Financial Cleaning: Managing Credit Balances and Navigating Unclaimed Property Reporting/Audits

Many hospitals, health care systems and other health care providers currently have credit balances on their books representing unclaimed funds from payers, vendors and even patients. In addition to reporting and returning governmental program overpayments timely and complying with commercial payor contracts that may dictate how credit balances are handled with respect to the applicable payor, health care providers, like all businesses, are generally required under state law to report certain unclaimed funds, and, in some cases, turn over such funds to the state. Due to the potential for significant credit balances, health care providers may be the target of unclaimed property audits by states and could face financial liability for failure to satisfy applicable reporting requirements. States have engaged outside audit firms specifically to identify companies that have not filed unclaimed property reports in order to find unreported unclaimed property that must be turned over to the state.

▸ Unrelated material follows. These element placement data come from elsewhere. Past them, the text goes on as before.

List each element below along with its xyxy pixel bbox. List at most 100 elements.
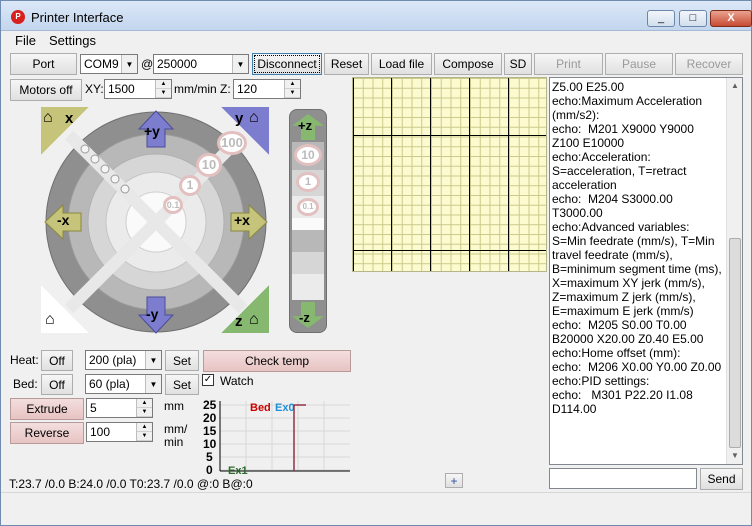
printer-app-icon: P: [11, 10, 25, 24]
z-step-10-button[interactable]: 10: [294, 144, 322, 166]
reverse-button[interactable]: Reverse: [10, 422, 84, 444]
watch-label: Watch: [220, 374, 254, 388]
chevron-down-icon[interactable]: ▼: [145, 351, 161, 369]
home-icon: ⌂: [45, 311, 55, 328]
grid-major-line: [430, 78, 431, 271]
send-button[interactable]: Send: [700, 468, 743, 490]
home-z-button[interactable]: z ⌂: [221, 285, 269, 333]
disconnect-button[interactable]: Disconnect: [252, 53, 322, 75]
extrude-speed-input[interactable]: 100 ▲ ▼: [86, 422, 153, 442]
console-log[interactable]: Z5.00 E25.00 echo:Maximum Acceleration (…: [549, 77, 743, 465]
z-step-band: [292, 218, 324, 230]
graph-legend-ex1: Ex1: [228, 465, 248, 475]
app-window: P Printer Interface _ □ X File Settings …: [0, 0, 752, 526]
menu-bar: File Settings: [1, 31, 751, 51]
graph-ex0-line: [293, 404, 306, 471]
step-0.1-button[interactable]: 0.1: [163, 196, 183, 214]
extrude-speed-value: 100: [90, 425, 111, 439]
bed-label: Bed:: [13, 377, 38, 391]
step-dot[interactable]: [110, 174, 120, 184]
step-dot[interactable]: [120, 184, 130, 194]
graph-bed-line: [293, 404, 306, 471]
at-label: @: [141, 57, 154, 71]
home-icon: ⌂: [249, 311, 259, 328]
load-file-button[interactable]: Load file: [371, 53, 432, 75]
menu-settings[interactable]: Settings: [49, 33, 96, 48]
z-jog-control[interactable]: +z 10 1 0.1 -z: [289, 109, 327, 333]
console-scrollbar[interactable]: ▲ ▼: [726, 78, 742, 464]
minimize-button[interactable]: _: [647, 10, 675, 27]
window-title: Printer Interface: [31, 10, 124, 25]
home-y-button[interactable]: y ⌂: [221, 107, 269, 155]
scroll-down-icon[interactable]: ▼: [727, 448, 742, 464]
command-input[interactable]: [549, 468, 697, 489]
close-button[interactable]: X: [710, 10, 752, 27]
spin-arrows-icon[interactable]: ▲ ▼: [136, 399, 152, 417]
plus-y-label: +y: [144, 123, 160, 139]
minus-z-label: -z: [299, 310, 310, 325]
extrude-button[interactable]: Extrude: [10, 398, 84, 420]
compose-button[interactable]: Compose: [434, 53, 502, 75]
extrude-speed-unit-1: mm/: [164, 422, 188, 436]
spin-arrows-icon[interactable]: ▲ ▼: [284, 80, 300, 98]
baud-select[interactable]: 250000 ▼: [153, 54, 249, 74]
port-select[interactable]: COM9 ▼: [80, 54, 138, 74]
sd-button[interactable]: SD: [504, 53, 532, 75]
xy-feed-input[interactable]: 1500 ▲ ▼: [104, 79, 172, 99]
grid-major-line: [353, 250, 546, 251]
check-temp-button[interactable]: Check temp: [203, 350, 351, 372]
heat-temp-select[interactable]: 200 (pla) ▼: [85, 350, 162, 370]
z-step-band[interactable]: [292, 230, 324, 252]
z-step-0.1-button[interactable]: 0.1: [297, 198, 319, 216]
step-1-button[interactable]: 1: [179, 175, 201, 196]
add-button[interactable]: +: [445, 473, 463, 488]
temperature-graph: 25 20 15 10 5 0 Bed Ex0 Ex1: [202, 397, 350, 477]
watch-checkbox[interactable]: ✓: [202, 374, 214, 386]
motors-off-button[interactable]: Motors off: [10, 79, 82, 101]
spin-arrows-icon[interactable]: ▲ ▼: [136, 423, 152, 441]
home-x-button[interactable]: ⌂ x: [41, 107, 89, 155]
chevron-down-icon[interactable]: ▼: [121, 55, 137, 73]
heat-temp-value: 200 (pla): [89, 353, 137, 367]
reset-button[interactable]: Reset: [324, 53, 369, 75]
xy-feed-value: 1500: [108, 82, 135, 96]
plus-z-label: +z: [298, 118, 313, 133]
toolpath-preview[interactable]: [352, 77, 547, 272]
menu-file[interactable]: File: [15, 33, 36, 48]
bed-temp-select[interactable]: 60 (pla) ▼: [85, 374, 162, 394]
chevron-down-icon[interactable]: ▼: [232, 55, 248, 73]
graph-legend-bed: Bed: [250, 402, 271, 414]
chevron-down-icon[interactable]: ▼: [145, 375, 161, 393]
step-dot[interactable]: [100, 164, 110, 174]
spin-arrows-icon[interactable]: ▲ ▼: [155, 80, 171, 98]
extrude-speed-unit-2: min: [164, 435, 184, 449]
extrude-length-input[interactable]: 5 ▲ ▼: [86, 398, 153, 418]
baud-select-value: 250000: [157, 57, 198, 71]
minus-x-label: -x: [57, 212, 70, 228]
home-all-button[interactable]: ⌂: [41, 285, 89, 333]
print-button[interactable]: Print: [534, 53, 603, 75]
pause-button[interactable]: Pause: [605, 53, 673, 75]
step-dot[interactable]: [90, 154, 100, 164]
recover-button[interactable]: Recover: [675, 53, 743, 75]
graph-ytick: 15: [203, 424, 217, 438]
home-z-label: z: [235, 313, 243, 330]
heat-set-button[interactable]: Set: [165, 350, 199, 371]
heat-off-button[interactable]: Off: [41, 350, 73, 371]
z-step-band[interactable]: [292, 252, 324, 274]
grid-major-line: [353, 135, 546, 136]
graph-ytick: 5: [206, 450, 213, 464]
port-button[interactable]: Port: [10, 53, 77, 75]
z-step-band[interactable]: [292, 274, 324, 300]
step-10-button[interactable]: 10: [196, 153, 222, 177]
z-feed-label: Z:: [220, 82, 231, 96]
bed-off-button[interactable]: Off: [41, 374, 73, 395]
scroll-up-icon[interactable]: ▲: [727, 78, 742, 94]
z-feed-input[interactable]: 120 ▲ ▼: [233, 79, 301, 99]
graph-ytick: 25: [203, 398, 217, 412]
bed-set-button[interactable]: Set: [165, 374, 199, 395]
grid-major-line: [353, 78, 354, 271]
scroll-thumb[interactable]: [729, 238, 741, 448]
maximize-button[interactable]: □: [679, 10, 707, 27]
z-step-1-button[interactable]: 1: [296, 172, 320, 192]
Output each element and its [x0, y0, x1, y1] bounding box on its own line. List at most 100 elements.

Unclaimed property is most commonly in the form of intangible personal property for which there has been no owner activity for a specified period of time. Unclaimed property includes, among other things, uncashed payroll or vendor checks, credit balances, overpayments, unidentified remittances, and goods received but not invoiced. For health care providers, credit balances present one of largest sources of potential liability with respect to unclaimed property. Unclaimed credit balances can arise as a result of duplicate payment, overpayment, payments based on the wrong DRG, payments of the same bill by multiple sources, and unapplied cash or payment that cannot be matched to a specific patient or treatment. Because of this potential liability, health care providers should, among other things, monitor and return credit balances, understand the proper treatment of credit balances in connection with unclaimed property laws,  seek proactive solutions to limit the accumulation of credit balances, conduct due diligence with respect to credit balances and unclaimed property liability in any acquisition, and establish unclaimed property policies and procedures, including procedures to reconcile credit balances.

Health care providers must navigate the applicable state law and the U.S. Supreme Court’s decision in Texas v. New Jersey to determine the state to whom and when the unclaimed property shall be reported. Every state requires companies to file annual unclaimed property reports. To the extent a health care provider is filing these reports, the health care provider should conduct internal audits and engage outside consultants and/or counsel to ensure that all unclaimed property, including credit balances, are properly being reported. To the extent a health care provider is not filing these reports, the provider should come into compliance with unclaimed property laws by voluntarily reporting past due property through a state’s voluntary disclosure or amnesty program, some of which can be initially negotiated  by outside counsel without identifying the provider. Importantly, if a provider has never filed these reports, the provider may be subject to liability with respect to unclaimed property from the time the provider was incorporated.